Étonnant, je l'ai déjà dit. Mais l'objet le plus émouvant, en tout cas le plus révélateur, se découvre à la fin du parcours. C'est un simple plan, très soigné, de la ville telle qu'elle était à l'époque. Il y figure toutes les églises clandestines – et il y en avait un certain nombre.

Ce n'est pas le travail d'historiens contemporains. Non, c'est un plan d'époque. Dressé par qui ? Dressé par de zélés citoyens calvinistes, qui le remirent aux édiles pour qu'ils missent fin au scandale. Lesquels édiles, considérant leur responsabilité d'élus et les devoirs de leur foi, considérant aussi que tous ces papolâtres étaient la discrétion même et faisaient marcher le commerce, prirent la décision qui s'imposait : ne rien faire.

Dans l'Europe de ce temps-là, dans une ville et un pays qui n'avaient leur liberté que depuis quinze ans à peine, ce refus d'une vengeance facile est exceptionnel : la tolérance hollandaise n'est vraiment pas un cliché. Et même dans le monde actuel, je ne sais pas si cette attitude est la plus répandue.


Rien donc de surprenant à voir affluer de toute l'Europe vers les Pays-Bas tous ceux qui ne professaient pas exactement la foi requise par leurs princes. Dans le lot se trouvait un petit groupe de puritains anglais.

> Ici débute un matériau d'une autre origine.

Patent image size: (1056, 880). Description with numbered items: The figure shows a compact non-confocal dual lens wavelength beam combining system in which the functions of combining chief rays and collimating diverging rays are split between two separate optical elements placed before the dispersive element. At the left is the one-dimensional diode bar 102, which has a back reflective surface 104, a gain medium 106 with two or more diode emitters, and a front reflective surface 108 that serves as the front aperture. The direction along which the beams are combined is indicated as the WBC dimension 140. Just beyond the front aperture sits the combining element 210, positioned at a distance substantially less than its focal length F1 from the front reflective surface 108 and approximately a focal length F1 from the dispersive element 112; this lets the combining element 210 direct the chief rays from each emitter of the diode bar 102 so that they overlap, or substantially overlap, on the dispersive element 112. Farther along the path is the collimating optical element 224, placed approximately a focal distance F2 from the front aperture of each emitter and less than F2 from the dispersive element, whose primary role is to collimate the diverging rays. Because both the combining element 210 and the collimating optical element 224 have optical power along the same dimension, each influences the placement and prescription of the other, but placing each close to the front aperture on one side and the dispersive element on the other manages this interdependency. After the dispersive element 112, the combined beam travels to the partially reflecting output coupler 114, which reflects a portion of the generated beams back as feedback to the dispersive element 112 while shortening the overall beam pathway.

Allez, encore un peu d'Histoire. L'Église d'Angleterre (Église anglicane) n'est pas née de divergences théologiques mais de la volonté de Henry VIII de pouvoir trancher à sa guise les liens du mariage avec ses épouses successives – et parfois les épouses, aussi. Nulle réforme ou Réforme là-dedans : l'Église anglicane, surtout dans ses débuts, est très proche du catholicisme, si ce n'est qu'elle reconnaît l'autorité du souverain d'Angleterre plutôt que celle de l'évêque de Rome.

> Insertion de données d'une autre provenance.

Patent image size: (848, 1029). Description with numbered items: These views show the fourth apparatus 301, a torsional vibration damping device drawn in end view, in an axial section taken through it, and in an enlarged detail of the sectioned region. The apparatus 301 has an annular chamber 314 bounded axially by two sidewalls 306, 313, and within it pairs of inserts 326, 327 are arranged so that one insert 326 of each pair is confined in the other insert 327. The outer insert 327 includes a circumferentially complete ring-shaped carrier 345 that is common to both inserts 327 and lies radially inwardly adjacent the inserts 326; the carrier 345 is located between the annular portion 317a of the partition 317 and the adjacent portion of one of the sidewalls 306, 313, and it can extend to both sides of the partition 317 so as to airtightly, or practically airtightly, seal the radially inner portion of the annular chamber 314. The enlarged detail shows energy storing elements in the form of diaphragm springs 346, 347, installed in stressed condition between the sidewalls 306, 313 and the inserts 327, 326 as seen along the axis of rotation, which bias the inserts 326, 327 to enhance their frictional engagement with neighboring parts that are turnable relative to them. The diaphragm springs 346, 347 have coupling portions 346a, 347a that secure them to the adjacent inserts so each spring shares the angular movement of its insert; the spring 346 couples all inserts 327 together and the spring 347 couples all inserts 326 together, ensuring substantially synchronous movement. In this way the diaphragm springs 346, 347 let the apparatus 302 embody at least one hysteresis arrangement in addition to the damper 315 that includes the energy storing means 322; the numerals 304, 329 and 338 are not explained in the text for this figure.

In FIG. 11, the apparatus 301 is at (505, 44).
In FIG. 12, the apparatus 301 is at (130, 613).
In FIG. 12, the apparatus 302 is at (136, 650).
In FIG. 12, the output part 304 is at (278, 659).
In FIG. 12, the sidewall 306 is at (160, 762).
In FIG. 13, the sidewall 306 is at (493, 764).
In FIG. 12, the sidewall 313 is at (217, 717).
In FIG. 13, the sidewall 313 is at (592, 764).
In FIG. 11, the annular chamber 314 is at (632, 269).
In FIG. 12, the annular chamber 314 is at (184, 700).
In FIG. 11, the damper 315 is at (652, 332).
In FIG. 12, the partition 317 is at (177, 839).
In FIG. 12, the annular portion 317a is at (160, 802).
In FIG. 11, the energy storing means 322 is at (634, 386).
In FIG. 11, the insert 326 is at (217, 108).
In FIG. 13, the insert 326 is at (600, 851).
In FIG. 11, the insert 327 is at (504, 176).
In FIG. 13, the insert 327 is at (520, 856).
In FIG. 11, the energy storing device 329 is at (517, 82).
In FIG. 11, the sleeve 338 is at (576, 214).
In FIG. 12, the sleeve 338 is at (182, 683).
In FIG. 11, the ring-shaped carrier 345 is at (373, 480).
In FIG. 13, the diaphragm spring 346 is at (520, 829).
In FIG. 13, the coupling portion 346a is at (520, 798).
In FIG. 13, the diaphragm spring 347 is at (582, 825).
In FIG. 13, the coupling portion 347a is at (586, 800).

Les puritains au protestantisme exigeant ne pouvaient qu'être mal à l'aise face à ce papisme sans pape, et finirent par chercher un lieu plus accueillant en Hollande. Ils le trouvèrent non pas à Amsterdam, mais à Leyde.

Fort bien, mais où est l'Amérique dans l'affaire ?

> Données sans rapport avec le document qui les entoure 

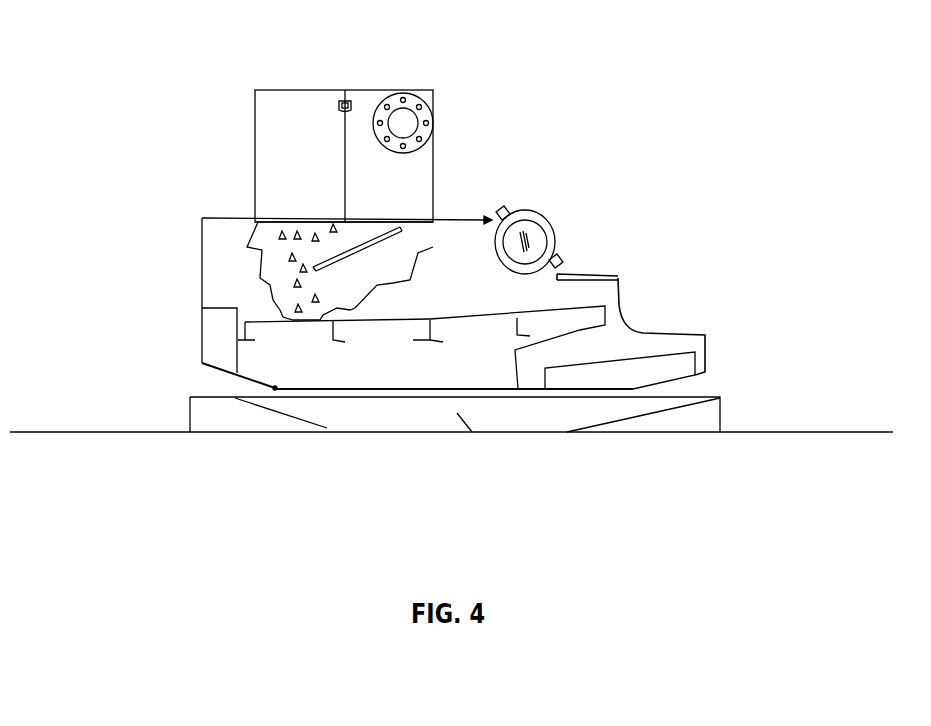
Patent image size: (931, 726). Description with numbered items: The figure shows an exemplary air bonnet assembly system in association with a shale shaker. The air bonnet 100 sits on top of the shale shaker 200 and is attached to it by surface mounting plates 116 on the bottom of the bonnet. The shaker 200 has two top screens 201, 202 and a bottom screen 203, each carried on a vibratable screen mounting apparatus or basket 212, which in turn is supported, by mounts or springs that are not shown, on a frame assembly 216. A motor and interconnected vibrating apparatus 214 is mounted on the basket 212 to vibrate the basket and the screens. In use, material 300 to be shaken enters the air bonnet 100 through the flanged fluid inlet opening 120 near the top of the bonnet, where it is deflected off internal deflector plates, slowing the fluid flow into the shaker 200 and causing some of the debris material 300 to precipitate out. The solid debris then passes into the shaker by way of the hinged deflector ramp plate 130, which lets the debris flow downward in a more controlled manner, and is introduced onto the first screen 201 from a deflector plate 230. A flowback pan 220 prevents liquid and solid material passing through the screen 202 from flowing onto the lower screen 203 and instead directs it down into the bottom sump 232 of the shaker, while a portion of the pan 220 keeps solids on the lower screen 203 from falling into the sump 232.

The air bonnet assembly 100 is at (323, 89).
The flanged fluid inlet opening 120 is at (433, 108).
The surface mounting plates 116 is at (230, 217).
The shale shaker 200 is at (196, 277).
The deflector plate 230 is at (203, 310).
The basket 212 is at (215, 368).
The material 300 is at (277, 237).
The hinged deflector ramp plate 130 is at (360, 250).
The first top screen 201 is at (372, 323).
The second top screen 202 is at (477, 315).
The bottom screen 203 is at (650, 340).
The vibrating apparatus 214 is at (532, 208).
The flowback pan 220 is at (582, 325).
The frame assembly 216 is at (722, 410).
The bottom sump 232 is at (457, 413).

Dans ceci que, après quelques années passées dans les polders, nos Anglais estimèrent que décidément les Bataves n'étaient pas des réformés sérieux – peut-être bien les avaient-ils un peu agacés, par-dessus le marché. Ce qui décida la communauté à tenter sa chance vraiment plus loin.


Découvrir ce crochet par Leyde après la visite de l'Amstelkring m'a beaucoup frappé : pour réussir à se mettre à dos un peuple pareil, les Pères Pèlerins devaient être de fieffés emmerdeurs – les futurs États-Unis étaient mal barrés.

Face aux colons, aux aventuriers, aux épidémies, les Wampanoag avaient peut-être leur chance mais là, c'était fichu.

Les Wampanoag finirent par être anéantis en 1676. Histoire édifiante et triste.